Ce texte figurait sur un site de récits:
site.voila.fr/achacunsavie/mapageweb/histoire_ligotage/l_education_de_suzie/leducationdesuzie.html
Mais je l'ai mis ici de peur qu'il ne disparaisse et j'ai bien fait, le site a disparu.


Avec Dominique, nous avons très tôt eu des jeux bizarres. Enfants, en jouant aux cow-boys et aux indiens, c'était toujours lui le prisonnier. En jouant au gendarme et au voleur, j'étais toujours le gendarme qui le gardait des mercredis après-midi entiers attaché les mains au dos, pour notre plus grand plaisir commun. Nous avions confusément conscience de ne pas entrer dans la norme et, sans jamais l'avoir évoqué, nous gardions secrets nos jeux de ficelle. Je ne me souviens pas de la première fois ou je l'ai habillé en fille. Nous devions avoir quatorze ou quinze ans. Je me souviens parfaitement, par contre, du plaisir diffus que j'ai éprouvé à le transformer ainsi. Je crois sans en être sûre que c'est ce jour là que j'ai eu mon premier orgasme, sans qu'il me touche et encore moins sans que je me caresse. Je n'ai pas compris sur le moment ce qui m’arrivait mais je savais que c’était délicieux et que j’avais envie de recommencer. Ainsi débuta ma longue quête du plaisir défendu, quête qui n’est pas terminée, loin s'en faut.

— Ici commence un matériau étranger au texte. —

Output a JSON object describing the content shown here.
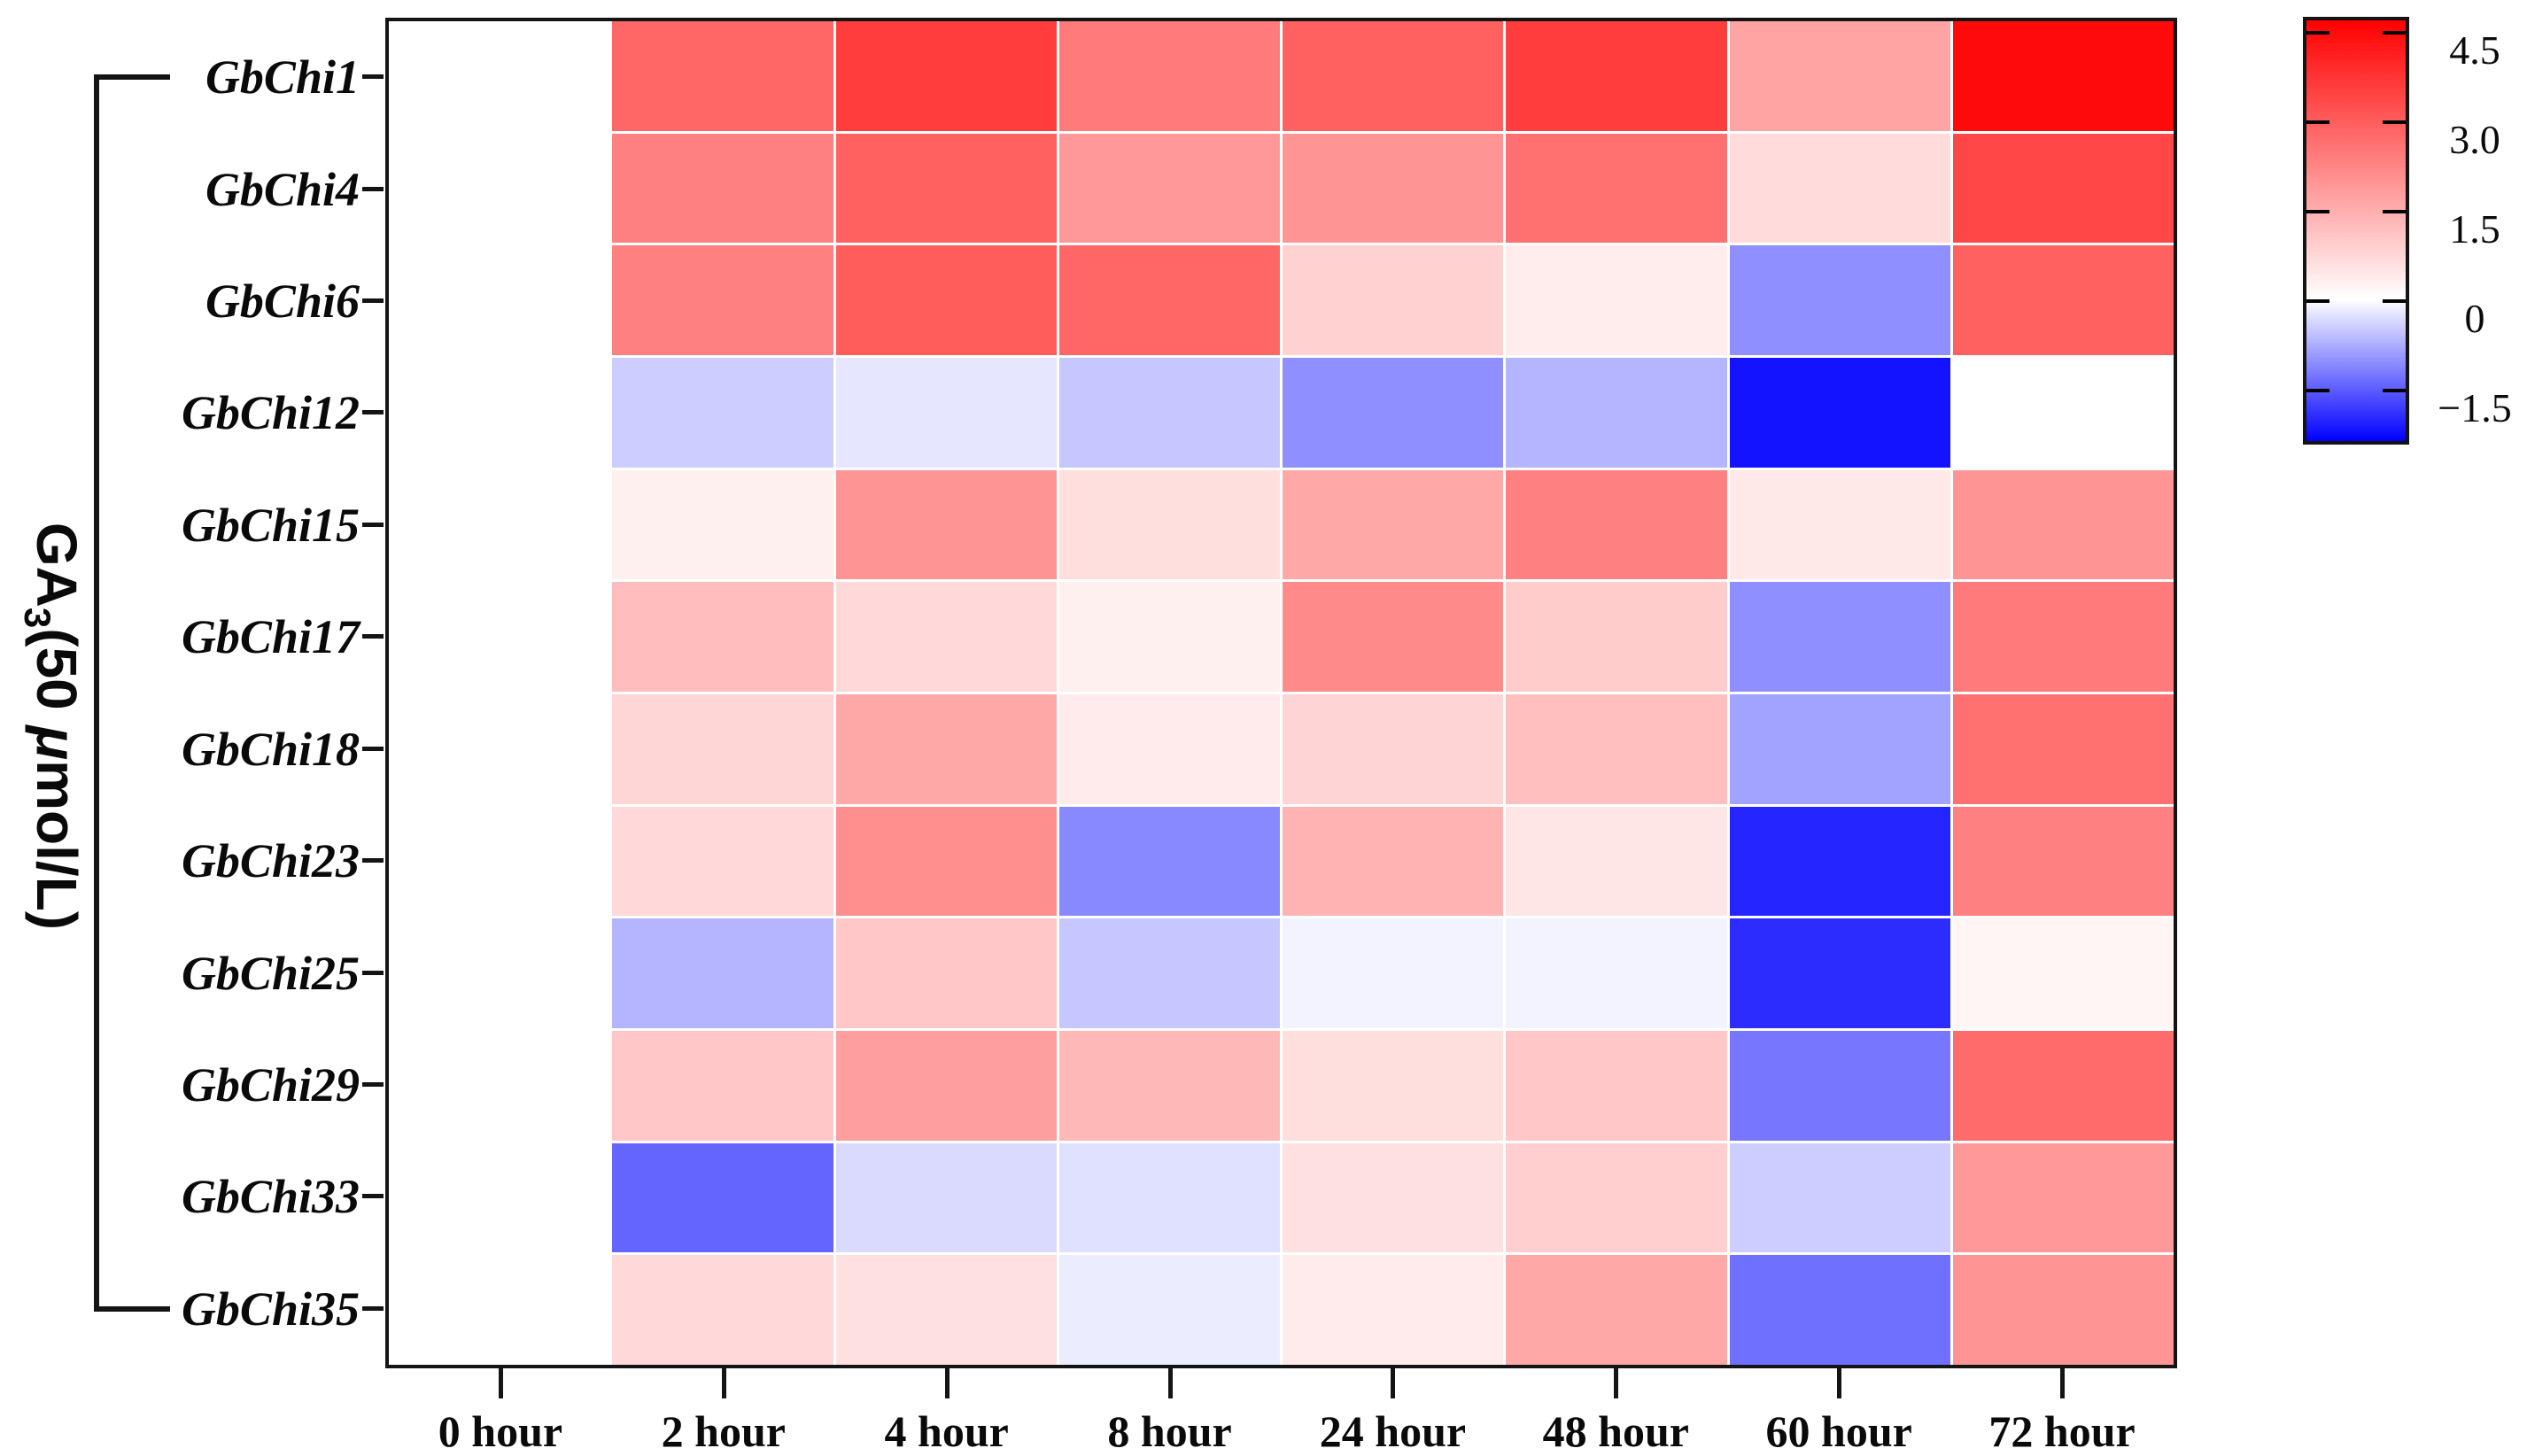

Nous ne passions pas notre temps à ce genre de jeux. Nous avions la vie normale et frénétique des ados de notre âge, mais régulièrement, les jours de vacances pluvieux et les mercredis ou l’on s’ennuie, nous faisions l’assaut des armoires parentales et nous changions de peau et d’âme. Je me transformais en princesse, en bourgeoise, en catin au gré de mon humeur et Dominique se métamorphosait en soubrette, en écolière ou en petite fille. Que de jours délicieux avons nous passé ainsi...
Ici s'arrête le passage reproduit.